All kinds of organizations buy CIAM solutions: from small-to-medium size businesses to large enterprises and governments agencies. Any organization that needs to interface digitally with consumers, customers, or citizens, whether for-profit or non-profit, can benefit from CIAM. Some solution providers are themselves global businesses, while others are regional specialists. Organizations across most all industries can improve their customer experiences and security with well-implemented CIAM platforms. Moreover, CIAM is useful to the deploying organizations regardless of their longevity, from startups to long-established institutions.
To better understand the fundamental principles this report is based on, please refer to KuppingerCole’s Research Methodology.
1.1 Key Findings
- Innovation in CIAM requires adherence to industry standards and capabilities to interoperate and integrate with many different and discrete service functions.

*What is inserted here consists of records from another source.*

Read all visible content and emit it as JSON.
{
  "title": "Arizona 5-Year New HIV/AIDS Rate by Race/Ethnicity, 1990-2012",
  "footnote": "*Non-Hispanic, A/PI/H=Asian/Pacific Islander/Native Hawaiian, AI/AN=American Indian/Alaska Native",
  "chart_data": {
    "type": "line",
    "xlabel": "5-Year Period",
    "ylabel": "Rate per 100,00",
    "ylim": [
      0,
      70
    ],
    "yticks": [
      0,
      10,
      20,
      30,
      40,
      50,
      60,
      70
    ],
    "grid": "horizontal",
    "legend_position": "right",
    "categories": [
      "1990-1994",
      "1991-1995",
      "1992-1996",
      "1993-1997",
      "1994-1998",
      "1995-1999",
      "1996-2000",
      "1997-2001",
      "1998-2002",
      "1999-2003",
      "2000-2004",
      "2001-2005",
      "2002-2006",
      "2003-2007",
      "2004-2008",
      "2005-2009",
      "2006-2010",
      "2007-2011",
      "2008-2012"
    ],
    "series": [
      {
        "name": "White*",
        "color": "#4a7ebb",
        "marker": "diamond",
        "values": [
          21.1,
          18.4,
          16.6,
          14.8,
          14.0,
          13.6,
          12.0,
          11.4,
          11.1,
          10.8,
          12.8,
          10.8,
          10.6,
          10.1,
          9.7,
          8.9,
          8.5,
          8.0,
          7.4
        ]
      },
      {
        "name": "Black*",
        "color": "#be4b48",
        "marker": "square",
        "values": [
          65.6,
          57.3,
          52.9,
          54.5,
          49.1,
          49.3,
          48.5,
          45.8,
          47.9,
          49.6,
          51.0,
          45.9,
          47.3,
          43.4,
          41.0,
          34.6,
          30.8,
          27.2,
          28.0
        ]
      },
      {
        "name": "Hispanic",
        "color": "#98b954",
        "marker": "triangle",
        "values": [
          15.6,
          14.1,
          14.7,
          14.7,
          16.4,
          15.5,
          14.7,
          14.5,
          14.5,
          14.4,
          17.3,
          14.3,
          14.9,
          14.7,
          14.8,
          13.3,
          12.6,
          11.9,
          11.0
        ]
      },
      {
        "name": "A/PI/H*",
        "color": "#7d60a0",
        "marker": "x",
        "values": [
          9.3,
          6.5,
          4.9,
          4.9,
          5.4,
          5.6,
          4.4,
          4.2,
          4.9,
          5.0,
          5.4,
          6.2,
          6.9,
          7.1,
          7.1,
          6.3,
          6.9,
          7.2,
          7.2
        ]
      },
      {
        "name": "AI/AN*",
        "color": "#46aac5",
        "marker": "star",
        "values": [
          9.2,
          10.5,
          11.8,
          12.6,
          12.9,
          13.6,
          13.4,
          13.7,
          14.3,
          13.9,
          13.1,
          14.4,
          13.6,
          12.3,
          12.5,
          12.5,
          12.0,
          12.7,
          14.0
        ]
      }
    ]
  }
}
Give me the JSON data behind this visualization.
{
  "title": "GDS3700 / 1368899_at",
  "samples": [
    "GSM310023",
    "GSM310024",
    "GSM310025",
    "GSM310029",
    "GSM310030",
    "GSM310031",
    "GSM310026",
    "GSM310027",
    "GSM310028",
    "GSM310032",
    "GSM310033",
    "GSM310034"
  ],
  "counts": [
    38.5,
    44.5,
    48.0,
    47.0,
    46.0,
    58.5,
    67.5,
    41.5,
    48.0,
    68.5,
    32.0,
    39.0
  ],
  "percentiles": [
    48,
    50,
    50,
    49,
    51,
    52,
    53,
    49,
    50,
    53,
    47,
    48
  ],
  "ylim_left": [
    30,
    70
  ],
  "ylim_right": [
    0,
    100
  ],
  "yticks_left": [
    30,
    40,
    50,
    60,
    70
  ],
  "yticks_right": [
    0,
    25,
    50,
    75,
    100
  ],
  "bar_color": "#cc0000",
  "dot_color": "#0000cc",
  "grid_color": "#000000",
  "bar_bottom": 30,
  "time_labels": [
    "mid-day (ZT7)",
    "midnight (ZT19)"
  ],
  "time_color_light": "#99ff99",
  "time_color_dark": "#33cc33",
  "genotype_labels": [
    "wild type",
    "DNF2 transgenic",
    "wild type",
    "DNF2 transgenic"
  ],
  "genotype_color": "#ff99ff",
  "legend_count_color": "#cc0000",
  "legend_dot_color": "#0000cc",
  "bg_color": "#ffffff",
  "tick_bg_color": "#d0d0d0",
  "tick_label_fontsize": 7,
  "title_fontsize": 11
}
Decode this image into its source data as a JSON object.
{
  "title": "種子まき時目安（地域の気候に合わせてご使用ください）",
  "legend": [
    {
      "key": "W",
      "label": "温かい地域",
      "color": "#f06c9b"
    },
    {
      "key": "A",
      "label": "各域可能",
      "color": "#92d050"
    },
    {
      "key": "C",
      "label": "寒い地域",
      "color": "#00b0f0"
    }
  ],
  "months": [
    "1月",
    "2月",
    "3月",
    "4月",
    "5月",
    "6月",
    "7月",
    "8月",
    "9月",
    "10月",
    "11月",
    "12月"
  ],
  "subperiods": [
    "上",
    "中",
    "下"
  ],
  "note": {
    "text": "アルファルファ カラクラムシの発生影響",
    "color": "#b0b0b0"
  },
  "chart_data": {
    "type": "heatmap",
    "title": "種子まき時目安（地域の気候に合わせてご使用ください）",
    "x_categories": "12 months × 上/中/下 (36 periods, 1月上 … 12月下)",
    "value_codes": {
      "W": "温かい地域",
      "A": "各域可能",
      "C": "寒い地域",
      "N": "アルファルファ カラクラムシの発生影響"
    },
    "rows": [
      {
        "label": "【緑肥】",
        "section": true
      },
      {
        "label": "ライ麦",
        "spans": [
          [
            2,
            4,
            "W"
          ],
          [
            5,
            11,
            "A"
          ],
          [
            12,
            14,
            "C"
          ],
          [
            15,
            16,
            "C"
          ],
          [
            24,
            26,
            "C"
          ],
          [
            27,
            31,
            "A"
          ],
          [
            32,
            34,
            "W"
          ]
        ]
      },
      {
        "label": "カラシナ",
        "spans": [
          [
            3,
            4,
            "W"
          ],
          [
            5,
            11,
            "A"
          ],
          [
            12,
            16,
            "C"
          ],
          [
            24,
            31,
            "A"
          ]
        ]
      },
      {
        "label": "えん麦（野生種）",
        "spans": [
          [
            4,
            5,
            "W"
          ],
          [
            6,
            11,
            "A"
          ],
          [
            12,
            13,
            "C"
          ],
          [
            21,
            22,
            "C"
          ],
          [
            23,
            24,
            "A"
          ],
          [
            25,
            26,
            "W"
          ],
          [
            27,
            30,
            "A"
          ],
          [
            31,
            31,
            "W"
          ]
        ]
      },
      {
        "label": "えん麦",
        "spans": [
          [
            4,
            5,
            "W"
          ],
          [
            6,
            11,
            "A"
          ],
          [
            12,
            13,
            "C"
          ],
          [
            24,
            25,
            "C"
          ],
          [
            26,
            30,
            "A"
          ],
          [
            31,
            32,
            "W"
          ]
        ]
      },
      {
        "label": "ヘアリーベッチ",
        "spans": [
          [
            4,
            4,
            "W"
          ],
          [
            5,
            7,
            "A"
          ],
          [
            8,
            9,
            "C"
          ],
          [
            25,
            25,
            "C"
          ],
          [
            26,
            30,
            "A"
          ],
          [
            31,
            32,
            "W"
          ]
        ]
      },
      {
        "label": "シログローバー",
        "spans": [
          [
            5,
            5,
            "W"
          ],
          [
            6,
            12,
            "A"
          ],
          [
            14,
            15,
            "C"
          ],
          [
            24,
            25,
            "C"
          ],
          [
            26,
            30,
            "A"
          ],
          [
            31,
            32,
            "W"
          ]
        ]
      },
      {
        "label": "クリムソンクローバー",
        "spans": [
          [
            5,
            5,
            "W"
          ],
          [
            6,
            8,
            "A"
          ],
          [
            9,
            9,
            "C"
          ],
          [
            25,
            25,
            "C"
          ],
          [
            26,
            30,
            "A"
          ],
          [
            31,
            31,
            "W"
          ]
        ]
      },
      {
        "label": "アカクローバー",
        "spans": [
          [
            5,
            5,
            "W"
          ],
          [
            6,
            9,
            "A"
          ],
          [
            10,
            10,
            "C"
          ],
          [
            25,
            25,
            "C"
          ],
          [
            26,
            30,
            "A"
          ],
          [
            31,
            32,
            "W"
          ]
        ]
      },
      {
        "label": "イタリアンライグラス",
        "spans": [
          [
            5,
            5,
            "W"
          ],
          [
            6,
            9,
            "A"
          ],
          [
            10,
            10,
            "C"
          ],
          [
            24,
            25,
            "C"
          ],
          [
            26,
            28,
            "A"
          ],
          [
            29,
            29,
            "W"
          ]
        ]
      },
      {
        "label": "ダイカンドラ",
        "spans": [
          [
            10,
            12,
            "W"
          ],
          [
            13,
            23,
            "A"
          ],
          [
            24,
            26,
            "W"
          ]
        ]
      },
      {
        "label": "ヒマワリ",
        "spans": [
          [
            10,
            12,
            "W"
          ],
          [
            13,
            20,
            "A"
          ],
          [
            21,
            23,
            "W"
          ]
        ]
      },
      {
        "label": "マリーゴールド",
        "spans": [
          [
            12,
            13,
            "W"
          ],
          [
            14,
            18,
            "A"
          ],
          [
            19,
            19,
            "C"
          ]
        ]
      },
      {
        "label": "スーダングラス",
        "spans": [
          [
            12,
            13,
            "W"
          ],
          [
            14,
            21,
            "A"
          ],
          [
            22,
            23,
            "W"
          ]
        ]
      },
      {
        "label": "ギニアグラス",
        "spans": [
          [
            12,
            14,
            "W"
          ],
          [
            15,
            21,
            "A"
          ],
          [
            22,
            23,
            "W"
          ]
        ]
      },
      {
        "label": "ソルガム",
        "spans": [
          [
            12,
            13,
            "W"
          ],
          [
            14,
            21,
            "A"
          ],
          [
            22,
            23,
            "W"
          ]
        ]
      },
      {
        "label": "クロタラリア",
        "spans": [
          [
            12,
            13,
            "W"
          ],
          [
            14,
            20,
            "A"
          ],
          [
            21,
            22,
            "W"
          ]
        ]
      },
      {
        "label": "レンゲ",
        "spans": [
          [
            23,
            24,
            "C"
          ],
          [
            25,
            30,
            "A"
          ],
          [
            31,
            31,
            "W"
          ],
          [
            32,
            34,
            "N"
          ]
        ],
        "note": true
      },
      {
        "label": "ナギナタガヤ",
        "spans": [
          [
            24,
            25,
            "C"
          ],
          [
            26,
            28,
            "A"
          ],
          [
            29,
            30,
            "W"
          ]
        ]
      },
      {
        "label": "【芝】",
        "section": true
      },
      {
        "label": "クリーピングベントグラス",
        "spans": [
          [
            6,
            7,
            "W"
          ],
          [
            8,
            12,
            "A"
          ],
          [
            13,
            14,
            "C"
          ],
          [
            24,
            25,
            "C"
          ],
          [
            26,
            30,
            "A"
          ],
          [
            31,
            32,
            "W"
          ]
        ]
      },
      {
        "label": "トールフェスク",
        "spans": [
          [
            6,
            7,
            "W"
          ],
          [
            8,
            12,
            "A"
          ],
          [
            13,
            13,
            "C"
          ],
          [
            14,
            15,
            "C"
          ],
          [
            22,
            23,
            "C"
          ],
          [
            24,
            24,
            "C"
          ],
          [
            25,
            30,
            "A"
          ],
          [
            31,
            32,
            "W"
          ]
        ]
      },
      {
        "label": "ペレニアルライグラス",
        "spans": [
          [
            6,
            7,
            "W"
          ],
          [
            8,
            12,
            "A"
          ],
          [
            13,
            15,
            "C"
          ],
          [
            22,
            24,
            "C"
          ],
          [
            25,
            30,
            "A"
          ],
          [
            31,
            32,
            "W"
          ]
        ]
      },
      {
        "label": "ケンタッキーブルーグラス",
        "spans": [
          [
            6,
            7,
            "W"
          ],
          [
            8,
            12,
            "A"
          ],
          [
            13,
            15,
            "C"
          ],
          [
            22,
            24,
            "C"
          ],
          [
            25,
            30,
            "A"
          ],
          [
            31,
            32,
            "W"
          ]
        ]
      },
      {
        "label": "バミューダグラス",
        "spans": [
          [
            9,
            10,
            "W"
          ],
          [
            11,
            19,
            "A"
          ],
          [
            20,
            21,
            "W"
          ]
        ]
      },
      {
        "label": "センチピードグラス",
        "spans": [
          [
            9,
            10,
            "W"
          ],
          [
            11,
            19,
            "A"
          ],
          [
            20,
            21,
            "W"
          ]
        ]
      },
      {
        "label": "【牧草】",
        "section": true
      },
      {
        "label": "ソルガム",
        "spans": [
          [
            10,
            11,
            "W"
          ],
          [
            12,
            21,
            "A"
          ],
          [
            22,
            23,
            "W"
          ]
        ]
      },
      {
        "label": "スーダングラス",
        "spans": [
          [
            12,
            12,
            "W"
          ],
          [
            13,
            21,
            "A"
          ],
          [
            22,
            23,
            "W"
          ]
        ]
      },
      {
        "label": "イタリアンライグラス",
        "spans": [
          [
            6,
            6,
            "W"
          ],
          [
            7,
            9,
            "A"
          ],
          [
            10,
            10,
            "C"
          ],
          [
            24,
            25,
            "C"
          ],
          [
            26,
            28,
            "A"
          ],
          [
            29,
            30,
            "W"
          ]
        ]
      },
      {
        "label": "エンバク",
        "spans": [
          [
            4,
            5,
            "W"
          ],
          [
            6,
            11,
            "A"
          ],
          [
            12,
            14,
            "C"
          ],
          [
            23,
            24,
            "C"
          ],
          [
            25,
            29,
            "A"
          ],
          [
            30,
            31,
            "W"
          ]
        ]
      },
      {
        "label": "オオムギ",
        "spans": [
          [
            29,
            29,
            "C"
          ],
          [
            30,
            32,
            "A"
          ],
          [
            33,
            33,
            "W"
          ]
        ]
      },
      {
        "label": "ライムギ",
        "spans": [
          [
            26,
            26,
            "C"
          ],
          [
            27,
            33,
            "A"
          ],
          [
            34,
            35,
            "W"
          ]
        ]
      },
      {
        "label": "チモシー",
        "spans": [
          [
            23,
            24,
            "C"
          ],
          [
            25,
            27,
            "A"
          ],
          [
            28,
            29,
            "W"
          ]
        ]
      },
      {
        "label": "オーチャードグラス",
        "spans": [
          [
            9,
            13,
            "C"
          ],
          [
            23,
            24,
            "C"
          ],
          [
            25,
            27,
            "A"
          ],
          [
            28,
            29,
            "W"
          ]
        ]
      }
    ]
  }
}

- Some of the leading services embrace the Identity Fabrics architecture and deliver IAM and CIAM as flexible microservices.
- CIAM solutions are increasingly catering to B2B customer use cases as well as consumer and citizen use cases. Services that include these features are considered innovative.
- Identity verification (IDV) capabilities, primarily through integration with service providers, are becoming more common across the CIAM market, with 65% of solutions offering IDV connectors.
- Fraud prevention functions and/or connectors to Fraud Reduction Intelligence Platforms (FRIP) are becoming more common due to customer demand and the expanding threat landscape.
- Decentralized Identities (DIDs) are not widely supported by CIAM solutions due to very low demand. Services that include these features are considered innovative.
- Customers increasingly need Identity Governance and Administration (IGA) and identity lifecycle management capabilities within their CIAM systems. Services that include these features are considered innovative.
- Some CIAM solutions are innovating by providing connectors to third-party solutions for Customer Data Platforms (CDPs), payment services, AI chatbot interfaces, and Consent and Privacy Management (CPM) systems. Services that include these features are considered innovative.
- FIDO has gained acceptance, and the use of passkeys is growing, due to their security and convenience.
- Consent and privacy management features are a must, and more advanced solutions provide Data Subject Access Request (DSAR) portals, family management, support Kantara Consent Receipt, and offer integration with third-party Consent and Privacy Management (CPM) solutions.